Да, мы тогда почти ничего не понимали, да и откуда, когда многие сокровища человеческой мысли были для нас закрыты, а ведь прочти мы тогда хотя бы строчки из "Несвоевременных мыслей" М. Горького о том, что "народные комиссары относятся к России как к материалу для опытов, русский народ для них — та лошадь, которой ученые-бактериологи прививают тиф для того, чтоб лошадь выработала в своей крови противотифозную сыворотку…", мы бы поняли кое-что в жизни… Не знаю только, лучше было бы все знать или находиться в неведении? А между прочим, та "сыворотка", выработанная "жестоким" и заранее обреченным на неудачу "опытом", по словам Горького, явилась — что мы сейчас видим сильным иммунитетом против бредовых идей "земного рая", всемирного "счастья", в которое надо "загнать человечество железной рукой". Только больно и горько, что опыт этот стоил так дорого, стольких человеческих жертв, что сейчас среди почти трехсотмиллионного народа не можем найти альтернативы главе правительства.

Итак, находясь в полном неведении, мы быстро смирились с послевоенной жизнью, главное же — война позади, мы остались в живых, а впереди — заманчивые дали коммунизма, в котором будет все "по потребностям". Сказать, что верили мы в это безоглядно, конечно, нельзя. Но все же надеялись на что-то лучшее.

Мы и сейчас снова надеемся на лучшее, не особенно вникая в печальный парадокс наших дней, который мало что оставляет от надежд. А парадокс в том, что партия (ее лучшая часть), провозгласив перестройку, сама же и тормозит ее в лице другой, скажем, не лучшей ее части, которая никак не может расстаться с монопольной и бесконтрольной властью, а потому не может или не хочет отказаться и от тех коммунистических мифов, которые ей эту власть и дали, и которой партия пользовалась более 70 лет, ни за что не отвечая и доведя страну до краха. И если партия не отмежуется от своей реликтовой части, тянущей ее назад, то мне кажется совершенно неизбежным, что при свободных выборах и при наличии к тому времени каких-нибудь других, более радикальных партий, она потерпит такое же сокрушительное поражение, которое потерпели коммунистические партии Восточной Европы. А мне бы не хотелось этого, не потому, что я питаю нежные чувства к "родной и любимой", а потому, что вижу в современной партии реальные и свежие интеллектуальные силы, способные повести страну к подлинной демократии и к радикальным экономическим реформам. Разумеется, при условии полного отказа от обветшалой и оказавшейся гибельной для страны идеологии…

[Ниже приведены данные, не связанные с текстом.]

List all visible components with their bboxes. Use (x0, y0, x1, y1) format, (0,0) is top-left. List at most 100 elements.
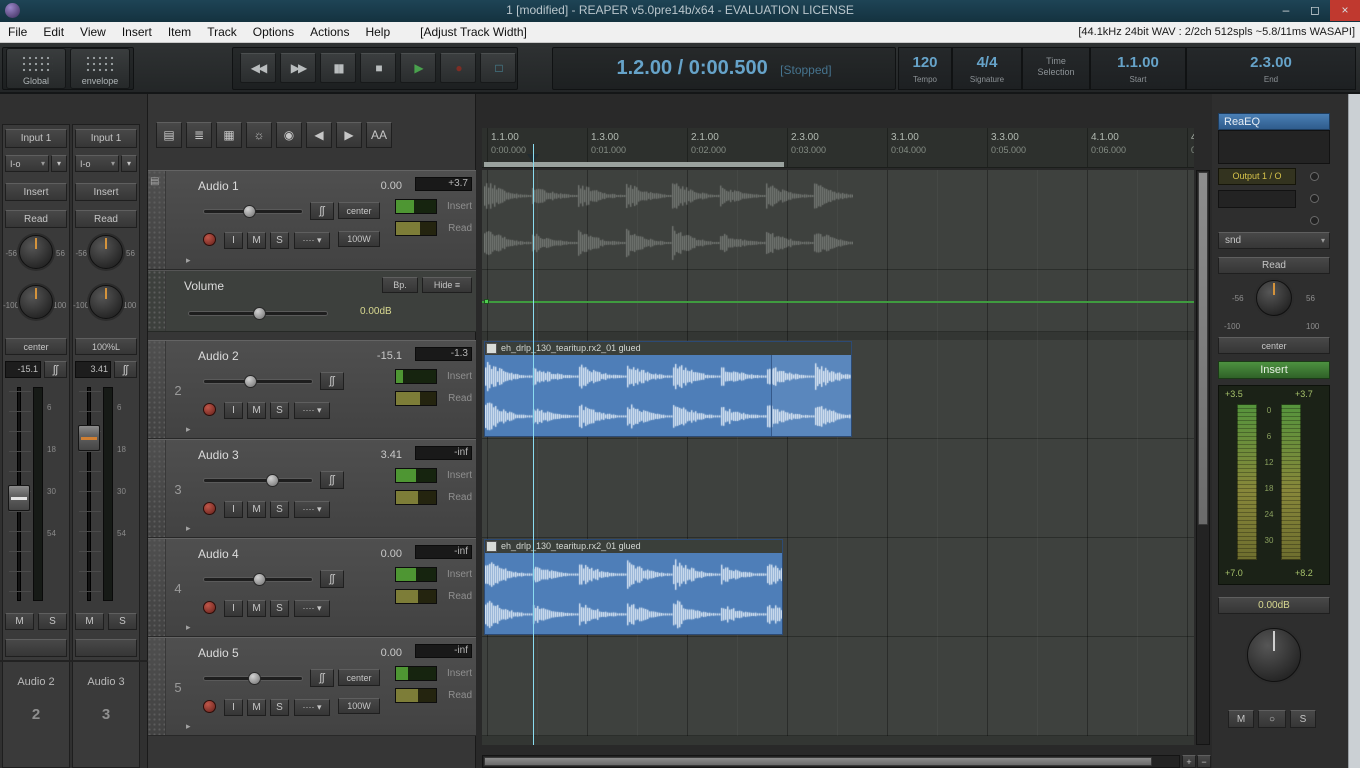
track-panel-audio-2[interactable]: 2 Audio 2 -15.1 -1.3 ʃʃ I M S ···· ▾ Insert Read ▸ (148, 340, 476, 439)
volume-slider-thumb[interactable] (243, 205, 256, 218)
master-volume-button[interactable]: 0.00dB (1218, 597, 1330, 614)
record-arm-button[interactable] (203, 700, 216, 713)
input-button[interactable]: Input 1 (75, 129, 137, 148)
mute-button[interactable]: M (75, 613, 104, 630)
selection-start-cell[interactable]: 1.1.00 Start (1090, 47, 1186, 90)
transport-pause-button[interactable]: ▮▮ (320, 53, 356, 83)
envelope-grip[interactable] (148, 271, 166, 331)
master-insert-button[interactable]: Insert (1218, 361, 1330, 379)
track-routing-button[interactable]: ···· ▾ (294, 402, 330, 419)
strip-fx-button[interactable]: ʃʃ (114, 361, 137, 378)
track-insert-label[interactable]: Insert (440, 569, 472, 580)
track-mute-button[interactable]: M (247, 402, 266, 419)
track-grip[interactable] (148, 440, 166, 537)
track-expand-icon[interactable]: ▸ (186, 721, 191, 732)
tcp-auto-arm-button[interactable]: AA (366, 122, 392, 148)
track-solo-button[interactable]: S (270, 699, 289, 716)
io-dropdown[interactable]: I-o ▾ (5, 155, 49, 172)
envelope-slider-thumb[interactable] (253, 307, 266, 320)
transport-record-button[interactable]: ● (440, 53, 476, 83)
menu-view[interactable]: View (72, 22, 114, 42)
track-solo-button[interactable]: S (270, 600, 289, 617)
transport-play-button[interactable]: ▶ (400, 53, 436, 83)
track-volume-slider[interactable] (203, 205, 303, 218)
track-mute-button[interactable]: M (247, 699, 266, 716)
read-button[interactable]: Read (75, 210, 137, 228)
track-grip[interactable] (148, 638, 166, 735)
mixer-track-name[interactable]: Audio 2 (2, 676, 70, 688)
track-fx-button[interactable]: ʃʃ (320, 471, 344, 489)
media-item-2[interactable]: eh_drlp_130_tearitup.rx2_01 glued (484, 539, 783, 635)
record-arm-button[interactable] (203, 601, 216, 614)
window-edge-scrollbar[interactable] (1348, 94, 1360, 768)
track-pan-button[interactable]: center (338, 669, 380, 686)
io-arrow-button[interactable]: ▾ (51, 155, 67, 172)
menu-help[interactable]: Help (357, 22, 398, 42)
hscrollbar-thumb[interactable] (484, 757, 1152, 766)
pan-mode-button[interactable]: 100%L (75, 338, 137, 355)
hardware-out-slot[interactable] (1218, 190, 1296, 208)
track-pan-button[interactable]: center (338, 202, 380, 219)
track-panel-audio-5[interactable]: 5 Audio 5 0.00 -inf ʃʃ center 100W I M S ···· ▾ Ins… (148, 637, 476, 736)
menu-track[interactable]: Track (199, 22, 245, 42)
fader-handle[interactable] (78, 425, 100, 451)
track-fx-button[interactable]: ʃʃ (320, 570, 344, 588)
track-input-button[interactable]: I (224, 699, 243, 716)
envelope-bypass-button[interactable]: Bp. (382, 277, 418, 293)
master-pan-mode-button[interactable]: center (1218, 337, 1330, 354)
master-pan-knob[interactable] (1256, 280, 1292, 316)
tempo-cell[interactable]: 120 Tempo (898, 47, 952, 90)
titlebar[interactable]: 1 [modified] - REAPER v5.0pre14b/x64 - E… (0, 0, 1360, 22)
insert-button[interactable]: Insert (75, 183, 137, 201)
item-properties-icon[interactable] (486, 541, 497, 552)
width-knob[interactable] (19, 285, 53, 319)
input-button[interactable]: Input 1 (5, 129, 67, 148)
track-read-label[interactable]: Read (440, 393, 472, 404)
send-dropdown[interactable]: snd ▾ (1218, 232, 1330, 249)
track-name[interactable]: Audio 4 (198, 547, 239, 561)
io-dropdown[interactable]: I-o ▾ (75, 155, 119, 172)
track-routing-button[interactable]: ···· ▾ (294, 600, 330, 617)
track-width-button[interactable]: 100W (338, 698, 380, 714)
track-solo-button[interactable]: S (270, 501, 289, 518)
track-routing-button[interactable]: ···· ▾ (294, 501, 330, 518)
menu-adjusttrackwidth[interactable]: [Adjust Track Width] (412, 22, 535, 42)
track-mute-button[interactable]: M (247, 501, 266, 518)
master-meter[interactable]: +3.5 +3.7 0 6 12 18 24 30 +7.0 +8.2 (1218, 385, 1330, 585)
fx-chain-list[interactable] (1218, 130, 1330, 164)
tcp-prev-marker-icon[interactable]: ◀ (306, 122, 332, 148)
io-arrow-button[interactable]: ▾ (121, 155, 137, 172)
track-solo-button[interactable]: S (270, 402, 289, 419)
width-knob[interactable] (89, 285, 123, 319)
volume-slider-thumb[interactable] (253, 573, 266, 586)
route-radio-1[interactable] (1310, 172, 1319, 181)
minimize-button[interactable]: – (1272, 0, 1300, 21)
track-volume-slider[interactable] (203, 375, 313, 388)
zoom-in-button[interactable]: + (1182, 755, 1196, 768)
arrange-lanes[interactable]: eh_drlp_130_tearitup.rx2_01 glued eh_drlp… (482, 170, 1194, 745)
track-expand-icon[interactable]: ▸ (186, 523, 191, 534)
record-arm-button[interactable] (203, 233, 216, 246)
envelope-value-slider[interactable] (188, 307, 328, 320)
track-panel-audio-1[interactable]: ▤ Audio 1 0.00 +3.7 ʃʃ center 100W I M S ···· ▾ Ins… (148, 170, 476, 270)
tcp-next-marker-icon[interactable]: ▶ (336, 122, 362, 148)
track-name[interactable]: Audio 2 (198, 349, 239, 363)
track-expand-icon[interactable]: ▸ (186, 255, 191, 266)
toolbar-global-button[interactable]: Global (6, 48, 66, 89)
track-input-button[interactable]: I (224, 402, 243, 419)
solo-button[interactable]: S (38, 613, 67, 630)
menu-actions[interactable]: Actions (302, 22, 357, 42)
track-read-label[interactable]: Read (440, 223, 472, 234)
pan-mode-button[interactable]: center (5, 338, 67, 355)
play-cursor[interactable] (533, 144, 534, 745)
media-item-1[interactable]: eh_drlp_130_tearitup.rx2_01 glued (484, 341, 852, 437)
tcp-project-list-icon[interactable]: ≣ (186, 122, 212, 148)
transport-rewind-button[interactable]: ◀◀ (240, 53, 276, 83)
track-fx-button[interactable]: ʃʃ (310, 669, 334, 687)
volume-slider-thumb[interactable] (266, 474, 279, 487)
track-volume-slider[interactable] (203, 573, 313, 586)
selection-end-cell[interactable]: 2.3.00 End (1186, 47, 1356, 90)
track-input-button[interactable]: I (224, 600, 243, 617)
track-input-button[interactable]: I (224, 501, 243, 518)
track-routing-button[interactable]: ···· ▾ (294, 232, 330, 249)
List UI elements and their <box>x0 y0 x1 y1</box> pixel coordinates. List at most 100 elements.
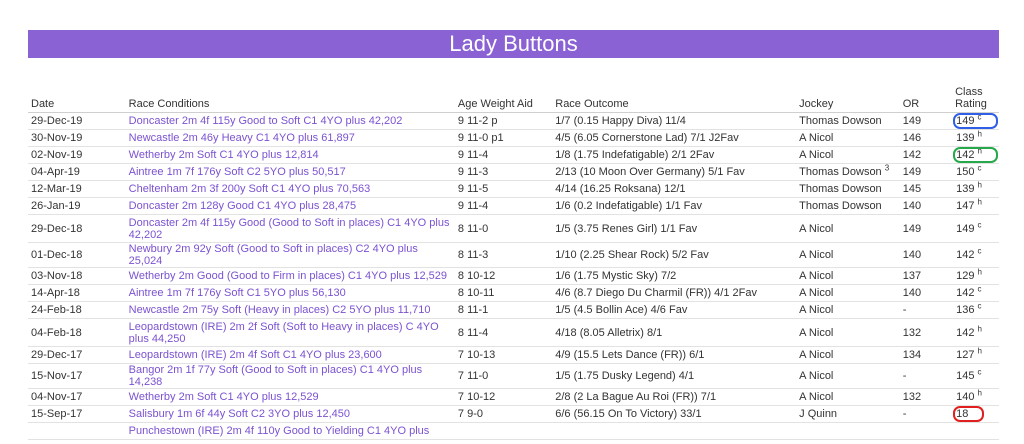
header-date[interactable]: Date <box>28 86 126 113</box>
cell-or: 132 <box>899 388 953 406</box>
cell-or: 149 <box>899 163 953 181</box>
cell-age-weight-aid: 8 11-0 <box>454 214 553 243</box>
race-link[interactable]: Newcastle 2m 46y Heavy C1 4YO plus 61,89… <box>129 132 355 144</box>
cell-class-rating: 139 h <box>952 180 999 198</box>
race-link[interactable]: Doncaster 2m 4f 115y Good to Soft C1 4YO… <box>129 115 403 127</box>
cell-date: 04-Feb-18 <box>28 318 126 347</box>
header-class-rating[interactable]: Class Rating <box>952 86 999 113</box>
race-link[interactable]: Aintree 1m 7f 176y Soft C2 5YO plus 50,5… <box>129 166 346 178</box>
race-link[interactable]: Leopardstown (IRE) 2m 2f Soft (Soft to H… <box>129 321 439 345</box>
rating-number: 140 <box>956 391 975 403</box>
table-row: 29-Dec-19 Doncaster 2m 4f 115y Good to So… <box>28 112 999 130</box>
cell-or: 140 <box>899 284 953 302</box>
cell-date: 12-Mar-19 <box>28 180 126 198</box>
header-race-conditions[interactable]: Race Conditions <box>125 86 455 113</box>
cell-race-outcome: 1/5 (1.75 Dusky Legend) 4/1 <box>552 363 797 389</box>
rating-number: 139 <box>956 183 975 195</box>
cell-date: 29-Dec-18 <box>28 214 126 243</box>
race-link[interactable]: Newbury 2m 92y Soft (Good to Soft in pla… <box>129 243 418 267</box>
cell-or: 132 <box>899 318 953 347</box>
cell-class-rating: 145 c <box>952 363 999 389</box>
race-link[interactable]: Bangor 2m 1f 77y Soft (Good to Soft in p… <box>129 364 423 388</box>
cell-date: 01-Dec-18 <box>28 242 126 268</box>
jockey-name: A Nicol <box>799 222 834 235</box>
cell-or: - <box>899 363 953 389</box>
rating-value: 139 h <box>955 180 996 195</box>
cell-race-conditions: Salisbury 1m 6f 44y Soft C2 3YO plus 12,… <box>125 405 455 423</box>
header-race-outcome[interactable]: Race Outcome <box>552 86 797 113</box>
race-link[interactable]: Aintree 1m 7f 176y Soft C1 5YO plus 56,1… <box>129 287 346 299</box>
table-row: 01-Dec-18 Newbury 2m 92y Soft (Good to So… <box>28 242 999 268</box>
cell-race-outcome: 1/7 (0.15 Happy Diva) 11/4 <box>552 112 797 130</box>
highlighted-rating: 149 c <box>953 113 998 129</box>
race-link[interactable]: Cheltenham 2m 3f 200y Soft C1 4YO plus 7… <box>129 183 371 195</box>
cell-or: 134 <box>899 346 953 364</box>
cell-date: 15-Nov-17 <box>28 363 126 389</box>
cell-jockey: Thomas Dowson <box>796 112 900 130</box>
race-link[interactable]: Doncaster 2m 4f 115y Good (Good to Soft … <box>129 217 450 241</box>
race-link[interactable]: Wetherby 2m Good (Good to Firm in places… <box>129 270 447 282</box>
cell-race-outcome: 1/6 (0.2 Indefatigable) 1/1 Fav <box>552 197 797 215</box>
cell-race-outcome: 1/5 (4.5 Bollin Ace) 4/6 Fav <box>552 301 797 319</box>
cell-class-rating <box>952 422 999 440</box>
cell-class-rating: 18 <box>952 405 999 423</box>
race-link[interactable]: Wetherby 2m Soft C1 4YO plus 12,814 <box>129 149 319 161</box>
cell-jockey: Thomas Dowson <box>796 197 900 215</box>
jockey-name: A Nicol <box>799 287 834 299</box>
cell-class-rating: 147 h <box>952 197 999 215</box>
jockey-name: A Nicol <box>799 370 834 382</box>
race-link[interactable]: Doncaster 2m 128y Good C1 4YO plus 28,47… <box>129 200 356 212</box>
race-link[interactable]: Salisbury 1m 6f 44y Soft C2 3YO plus 12,… <box>129 408 350 420</box>
cell-age-weight-aid: 8 11-1 <box>454 301 553 319</box>
rating-superscript: h <box>977 323 982 333</box>
rating-superscript: h <box>977 267 982 277</box>
cell-class-rating: 129 h <box>952 267 999 285</box>
cell-age-weight-aid: 8 11-4 <box>454 318 553 347</box>
rating-superscript: h <box>977 180 982 190</box>
cell-class-rating: 139 h <box>952 129 999 147</box>
table-row: 02-Nov-19 Wetherby 2m Soft C1 4YO plus 12… <box>28 146 999 164</box>
cell-jockey: A Nicol <box>796 146 900 164</box>
cell-jockey: A Nicol <box>796 242 900 268</box>
header-or[interactable]: OR <box>899 86 953 113</box>
race-link[interactable]: Newcastle 2m 75y Soft (Heavy in places) … <box>129 304 431 316</box>
rating-superscript: c <box>977 219 982 229</box>
header-age-weight-aid[interactable]: Age Weight Aid <box>454 86 553 113</box>
cell-race-outcome: 1/5 (3.75 Renes Girl) 1/1 Fav <box>552 214 797 243</box>
race-link[interactable]: Punchestown (IRE) 2m 4f 110y Good to Yie… <box>129 425 430 437</box>
rating-number: 149 <box>956 115 975 127</box>
rating-value: 139 h <box>955 130 996 144</box>
rating-value: 145 c <box>955 368 995 382</box>
header-jockey[interactable]: Jockey <box>796 86 900 113</box>
cell-age-weight-aid: 7 10-12 <box>454 388 553 406</box>
rating-number: 149 <box>956 222 975 235</box>
rating-number: 142 <box>956 249 975 261</box>
rating-value: 142 h <box>955 323 996 338</box>
cell-race-conditions: Newbury 2m 92y Soft (Good to Soft in pla… <box>125 242 455 268</box>
rating-number: 129 <box>956 270 975 282</box>
cell-jockey <box>796 422 900 440</box>
cell-age-weight-aid: 8 11-3 <box>454 242 553 268</box>
race-link[interactable]: Wetherby 2m Soft C1 4YO plus 12,529 <box>129 391 319 403</box>
cell-age-weight-aid <box>454 422 553 440</box>
table-row: 29-Dec-18 Doncaster 2m 4f 115y Good (Good… <box>28 214 999 243</box>
cell-class-rating: 127 h <box>952 346 999 364</box>
cell-or: 140 <box>899 242 953 268</box>
cell-date: 15-Sep-17 <box>28 405 126 423</box>
rating-number: 142 <box>956 287 975 299</box>
table-row: 29-Dec-17 Leopardstown (IRE) 2m 4f Soft C… <box>28 346 999 364</box>
cell-date: 04-Apr-19 <box>28 163 126 181</box>
cell-race-conditions: Leopardstown (IRE) 2m 2f Soft (Soft to H… <box>125 318 455 347</box>
table-row: 04-Apr-19 Aintree 1m 7f 176y Soft C2 5YO … <box>28 163 999 181</box>
rating-number: 147 <box>956 200 975 212</box>
jockey-name: A Nicol <box>799 249 834 261</box>
page-title: Lady Buttons <box>28 30 999 58</box>
rating-number: 150 <box>956 166 975 178</box>
cell-jockey: A Nicol <box>796 388 900 406</box>
rating-value: 127 h <box>955 347 996 361</box>
cell-race-outcome: 4/14 (16.25 Roksana) 12/1 <box>552 180 797 198</box>
race-link[interactable]: Leopardstown (IRE) 2m 4f Soft C1 4YO plu… <box>129 349 382 361</box>
rating-number: 127 <box>956 349 975 361</box>
cell-class-rating: 136 c <box>952 301 999 319</box>
jockey-name: Thomas Dowson <box>799 115 882 127</box>
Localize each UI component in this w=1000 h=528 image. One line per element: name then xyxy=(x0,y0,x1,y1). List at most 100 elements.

Однако и с ней дело обстоит не так-то просто. Письма, которые я получил от читателей по поводу своей статьи "Поговорим об идеалах", показывают, что из сознания многих людей еще не ушла вера в коммунистические идеалы. Сколько бы сейчас ни говорилось и ни писалось об утопичности этих идеалов, надо признать, что они делали скудную и серую жизнь простого человека в какой-то мере одухотворенной. Ведь сознание, в котором существует постулат "не для себя живем, а для будущего", — это сознание альтруистическое, сходное с религиозным, которое, несомненно, как-то осмысливает жизнь человека и его нельзя совсем сбросить со счетов.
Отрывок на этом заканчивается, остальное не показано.